= Death of Classical =

Classical music concert series in New York City
Death of Classical is a classical music concert series founded by Andrew Ousley, best known for its unconventional approach to concert presentation, often holding them in distinctive and non-traditional venues. These locations have included Gothic crypt beneath the Church of the Intercession in Manhattan and the catacombs of Green-Wood Cemetery in Brooklyn.

== History ==
Death of Classical was founded by Andrew Ousley, a music enthusiast and the son of an opera singer, with the primary goal of rejuvenating the classical music landscape. Ousley's vision for the series emerged from a desire to challenge the conventional perception of classical music as elitist or dull, with the self-stated intention to rekindle interest and broaden the appeal of the art form by introducing it to new audiences.

One of the defining features of the series is its distinctive choice of venues, which depart from the traditional concert hall setting. These venues have included the Gothic crypt beneath the Church of the Intercession and the catacombs at Green-Wood Cemetery in Brooklyn. The deliberate selection of these unique locations was aimed at crafting an unexpected and immersive experience for the audience, in comparison to the confines of conventional concert settings.

== Venues ==

Death of Classical is known for its distinctive choice of venues, which provide a unique backdrop for classical music performances. Artists who have performed on the series include tenor Lawrence Brownlee, violinist Lara St. John, cellist Joshua Roman, and opera countertenor John Holiday.

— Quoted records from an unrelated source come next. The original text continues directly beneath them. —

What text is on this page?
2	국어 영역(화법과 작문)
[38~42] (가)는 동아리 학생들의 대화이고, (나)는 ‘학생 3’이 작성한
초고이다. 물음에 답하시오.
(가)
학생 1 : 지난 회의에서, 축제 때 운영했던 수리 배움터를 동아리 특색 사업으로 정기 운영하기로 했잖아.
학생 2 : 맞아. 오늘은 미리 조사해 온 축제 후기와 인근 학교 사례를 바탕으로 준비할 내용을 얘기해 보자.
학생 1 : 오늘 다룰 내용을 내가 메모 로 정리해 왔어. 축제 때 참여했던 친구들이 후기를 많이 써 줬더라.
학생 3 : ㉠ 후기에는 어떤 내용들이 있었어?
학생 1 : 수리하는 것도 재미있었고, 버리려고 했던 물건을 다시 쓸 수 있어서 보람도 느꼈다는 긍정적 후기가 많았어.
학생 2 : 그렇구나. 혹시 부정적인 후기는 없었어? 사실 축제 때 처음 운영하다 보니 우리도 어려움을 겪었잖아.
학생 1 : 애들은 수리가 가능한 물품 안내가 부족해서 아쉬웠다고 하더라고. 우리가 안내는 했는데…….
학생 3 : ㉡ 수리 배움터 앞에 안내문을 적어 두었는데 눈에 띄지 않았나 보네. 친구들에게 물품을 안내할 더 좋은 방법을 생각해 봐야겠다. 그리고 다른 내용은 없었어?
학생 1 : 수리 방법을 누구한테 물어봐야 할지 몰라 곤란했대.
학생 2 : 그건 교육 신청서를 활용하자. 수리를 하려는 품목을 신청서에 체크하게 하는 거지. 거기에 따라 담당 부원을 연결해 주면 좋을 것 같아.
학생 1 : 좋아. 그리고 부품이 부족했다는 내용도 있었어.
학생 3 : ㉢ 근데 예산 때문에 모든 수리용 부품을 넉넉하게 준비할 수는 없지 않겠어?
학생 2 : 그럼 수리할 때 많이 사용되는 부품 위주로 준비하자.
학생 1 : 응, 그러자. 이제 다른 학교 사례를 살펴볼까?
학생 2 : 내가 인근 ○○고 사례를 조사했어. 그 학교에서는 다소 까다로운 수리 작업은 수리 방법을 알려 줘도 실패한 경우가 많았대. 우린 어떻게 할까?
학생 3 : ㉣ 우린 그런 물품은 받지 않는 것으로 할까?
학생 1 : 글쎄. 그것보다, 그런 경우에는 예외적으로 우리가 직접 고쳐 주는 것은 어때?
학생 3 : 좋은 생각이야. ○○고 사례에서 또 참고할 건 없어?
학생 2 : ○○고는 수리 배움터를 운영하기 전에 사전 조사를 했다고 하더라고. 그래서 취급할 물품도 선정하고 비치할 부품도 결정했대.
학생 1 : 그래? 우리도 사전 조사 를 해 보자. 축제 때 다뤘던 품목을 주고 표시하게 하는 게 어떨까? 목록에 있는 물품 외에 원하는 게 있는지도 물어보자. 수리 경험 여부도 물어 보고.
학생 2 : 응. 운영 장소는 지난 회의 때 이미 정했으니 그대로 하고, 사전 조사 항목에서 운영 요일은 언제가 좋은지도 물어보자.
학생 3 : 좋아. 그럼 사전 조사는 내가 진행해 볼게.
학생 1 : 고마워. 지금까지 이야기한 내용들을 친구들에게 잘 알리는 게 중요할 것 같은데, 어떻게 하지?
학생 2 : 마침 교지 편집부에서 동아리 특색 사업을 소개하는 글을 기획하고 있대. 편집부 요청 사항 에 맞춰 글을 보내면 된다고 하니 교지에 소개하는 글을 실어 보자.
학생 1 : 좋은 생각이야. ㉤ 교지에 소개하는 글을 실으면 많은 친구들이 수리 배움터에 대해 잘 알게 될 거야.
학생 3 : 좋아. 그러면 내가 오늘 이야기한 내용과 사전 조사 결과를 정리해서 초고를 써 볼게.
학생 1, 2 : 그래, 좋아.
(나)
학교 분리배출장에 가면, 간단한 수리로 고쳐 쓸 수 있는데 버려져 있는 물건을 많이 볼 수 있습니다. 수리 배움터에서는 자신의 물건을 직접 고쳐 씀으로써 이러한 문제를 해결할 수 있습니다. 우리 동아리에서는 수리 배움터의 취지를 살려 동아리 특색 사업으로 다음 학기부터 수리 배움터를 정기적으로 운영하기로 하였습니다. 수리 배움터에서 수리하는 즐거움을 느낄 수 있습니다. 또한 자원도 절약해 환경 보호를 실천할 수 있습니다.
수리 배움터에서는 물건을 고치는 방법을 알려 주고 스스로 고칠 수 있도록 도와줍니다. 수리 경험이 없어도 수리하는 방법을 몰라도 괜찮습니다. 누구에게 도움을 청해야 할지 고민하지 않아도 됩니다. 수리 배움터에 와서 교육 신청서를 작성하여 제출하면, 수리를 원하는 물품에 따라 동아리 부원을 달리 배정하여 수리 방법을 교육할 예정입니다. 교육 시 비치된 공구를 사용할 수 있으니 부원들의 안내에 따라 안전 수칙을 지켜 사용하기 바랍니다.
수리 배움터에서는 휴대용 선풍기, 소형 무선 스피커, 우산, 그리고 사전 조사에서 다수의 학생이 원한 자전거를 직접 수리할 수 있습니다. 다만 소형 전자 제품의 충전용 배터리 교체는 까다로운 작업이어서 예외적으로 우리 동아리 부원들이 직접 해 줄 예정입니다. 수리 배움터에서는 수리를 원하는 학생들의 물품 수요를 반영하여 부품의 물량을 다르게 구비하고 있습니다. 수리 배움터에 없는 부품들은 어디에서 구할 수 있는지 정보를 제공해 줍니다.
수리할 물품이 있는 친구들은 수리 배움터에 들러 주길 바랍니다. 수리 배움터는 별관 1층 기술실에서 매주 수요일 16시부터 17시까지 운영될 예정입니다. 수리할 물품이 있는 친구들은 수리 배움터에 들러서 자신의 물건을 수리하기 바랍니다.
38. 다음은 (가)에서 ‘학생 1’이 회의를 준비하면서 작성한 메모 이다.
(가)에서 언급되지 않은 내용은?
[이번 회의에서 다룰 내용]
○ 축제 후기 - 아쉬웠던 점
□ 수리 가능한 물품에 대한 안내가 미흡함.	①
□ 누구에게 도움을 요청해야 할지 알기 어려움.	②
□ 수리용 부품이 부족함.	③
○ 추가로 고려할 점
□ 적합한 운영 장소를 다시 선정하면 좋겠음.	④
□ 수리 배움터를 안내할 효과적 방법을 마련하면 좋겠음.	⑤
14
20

=== Gothic crypts beneath the Church of the Intercession ===

Death of Classic's series The Crypt Sessions hosts concerts in the Gothic crypt chapel, originally designed for interment of parishioners located beneath the Church of the Intercession in Manhattan's Washington Heights neighborhood.

=== Catacombs at Green-Wood Cemetery ===

Another unconventional venue for Death of Classical concerts are the catacombs of Green-Wood Cemetery in Brooklyn, subterranean spaces used for burial in the 18th and 19th centuries.

== Critical reception ==
Death of Classical has garnered substantial media recognition. The New York Times has praised the series, noting its unique concert experience and curation. Artists and ensembles that have performed on the series include the New York Philharmonic, Lawrence Brownlee, Caroline Shaw, Jennifer Koh, Anthony Roth Costanzo, Simone Dinnerstein, Gil Shaham, Alexandre Tharaud, Lara St. John, Conrad Tao, and more.

Death of Classical has formed partnerships with institutions ranging from Carnegie Hall to the United Nations. The series has received numerous accolades, including a place on the New York Times "Best Classical Music Concerts of the Year" list, a Classical: Next Innovation Award, The American Prize for the Arts, and WQXR's 'Excellence in Opera' award for the world premiere of David Hertzberg's opera The Rose Elf in the Catacombs in 2018.